With the exception of Amazon, the other FANG stocks — Facebook, Netflix and Alphabet, parent of Google — are joining the new sector. Facebook and Alphabet are leaving tech and Netflix is departing consumer discretionary. Amazon will remain in consumer discretionary, and eBay jumps from tech to join it in the largely retail-oriented sector.
While it may sound like inside baseball, the changes in the S&P sectors should, over time, result in massive shifts in stock ownership as money managers realign their portfolios, ETFs restructure holdings, and Wall Street strategists give new weighting to both old and newly aligned industry groups. Some of the changes have already occurred, as there is already a new ETF , the Communications Services Select Sector SPDR Fund XLC, to reflect the sector.
Bottom line for investors is it may give a boost to the technology sector as big money managers end up underweight tech as Facebook and Alphabet leave the sector. There could also be new buying in some of the media and other stocks as managers add holdings in the communications services sector, and even as Netflix and Alphabet bring some of their momentum to the group.
"What you look at is managers have to look at where they're positioned versus their benchmark, and they can only be overweight or underweight by a certain amount," said Steven DeSanctis, equity strategist at Jefferies. "Large growth guys are going to underweight traditional tech. Small-cap growth guys have a big overweight in software."
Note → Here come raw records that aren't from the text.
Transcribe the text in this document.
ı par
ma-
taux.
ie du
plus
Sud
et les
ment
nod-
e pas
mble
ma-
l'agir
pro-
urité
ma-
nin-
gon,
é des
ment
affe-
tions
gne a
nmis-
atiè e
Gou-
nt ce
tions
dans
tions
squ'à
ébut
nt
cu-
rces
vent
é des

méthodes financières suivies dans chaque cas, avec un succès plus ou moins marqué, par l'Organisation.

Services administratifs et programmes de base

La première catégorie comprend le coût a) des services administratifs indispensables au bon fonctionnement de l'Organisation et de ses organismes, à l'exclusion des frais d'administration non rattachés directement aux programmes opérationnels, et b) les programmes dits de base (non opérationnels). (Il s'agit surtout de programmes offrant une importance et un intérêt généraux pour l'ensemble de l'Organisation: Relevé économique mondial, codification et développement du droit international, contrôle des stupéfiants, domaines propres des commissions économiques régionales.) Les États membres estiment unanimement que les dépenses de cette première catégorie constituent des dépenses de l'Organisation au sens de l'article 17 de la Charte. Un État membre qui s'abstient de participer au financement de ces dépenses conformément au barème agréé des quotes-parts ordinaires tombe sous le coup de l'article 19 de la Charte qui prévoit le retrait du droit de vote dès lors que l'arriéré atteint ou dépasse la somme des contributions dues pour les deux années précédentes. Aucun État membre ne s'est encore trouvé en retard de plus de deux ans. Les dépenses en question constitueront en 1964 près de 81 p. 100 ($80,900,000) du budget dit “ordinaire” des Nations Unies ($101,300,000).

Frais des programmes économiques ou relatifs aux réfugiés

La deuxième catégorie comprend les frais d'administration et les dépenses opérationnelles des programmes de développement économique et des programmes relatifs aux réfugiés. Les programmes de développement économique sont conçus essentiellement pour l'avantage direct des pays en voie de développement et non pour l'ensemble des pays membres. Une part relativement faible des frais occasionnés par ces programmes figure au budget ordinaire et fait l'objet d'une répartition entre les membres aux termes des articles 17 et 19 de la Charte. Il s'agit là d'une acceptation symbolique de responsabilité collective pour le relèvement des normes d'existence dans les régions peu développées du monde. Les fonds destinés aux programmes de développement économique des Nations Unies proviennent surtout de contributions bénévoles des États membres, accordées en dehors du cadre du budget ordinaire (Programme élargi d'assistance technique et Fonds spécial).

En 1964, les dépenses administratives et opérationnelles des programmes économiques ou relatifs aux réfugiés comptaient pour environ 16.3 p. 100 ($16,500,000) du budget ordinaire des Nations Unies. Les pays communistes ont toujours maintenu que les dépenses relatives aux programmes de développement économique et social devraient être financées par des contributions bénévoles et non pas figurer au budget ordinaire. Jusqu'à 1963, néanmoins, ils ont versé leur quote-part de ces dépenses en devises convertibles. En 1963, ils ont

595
The fact that some of widely held and followed FANG is a part of it makes some of the changes more profound. The changes take place at Friday's close but the current sectors will stay in place until the end of the quarter, a week later. Analysts expect the price-earnings ratio in tech to drop, as some of the high-flying names like Alphabet leave. CFRA says the market cap of the tech sector will shrink by about 19 percent.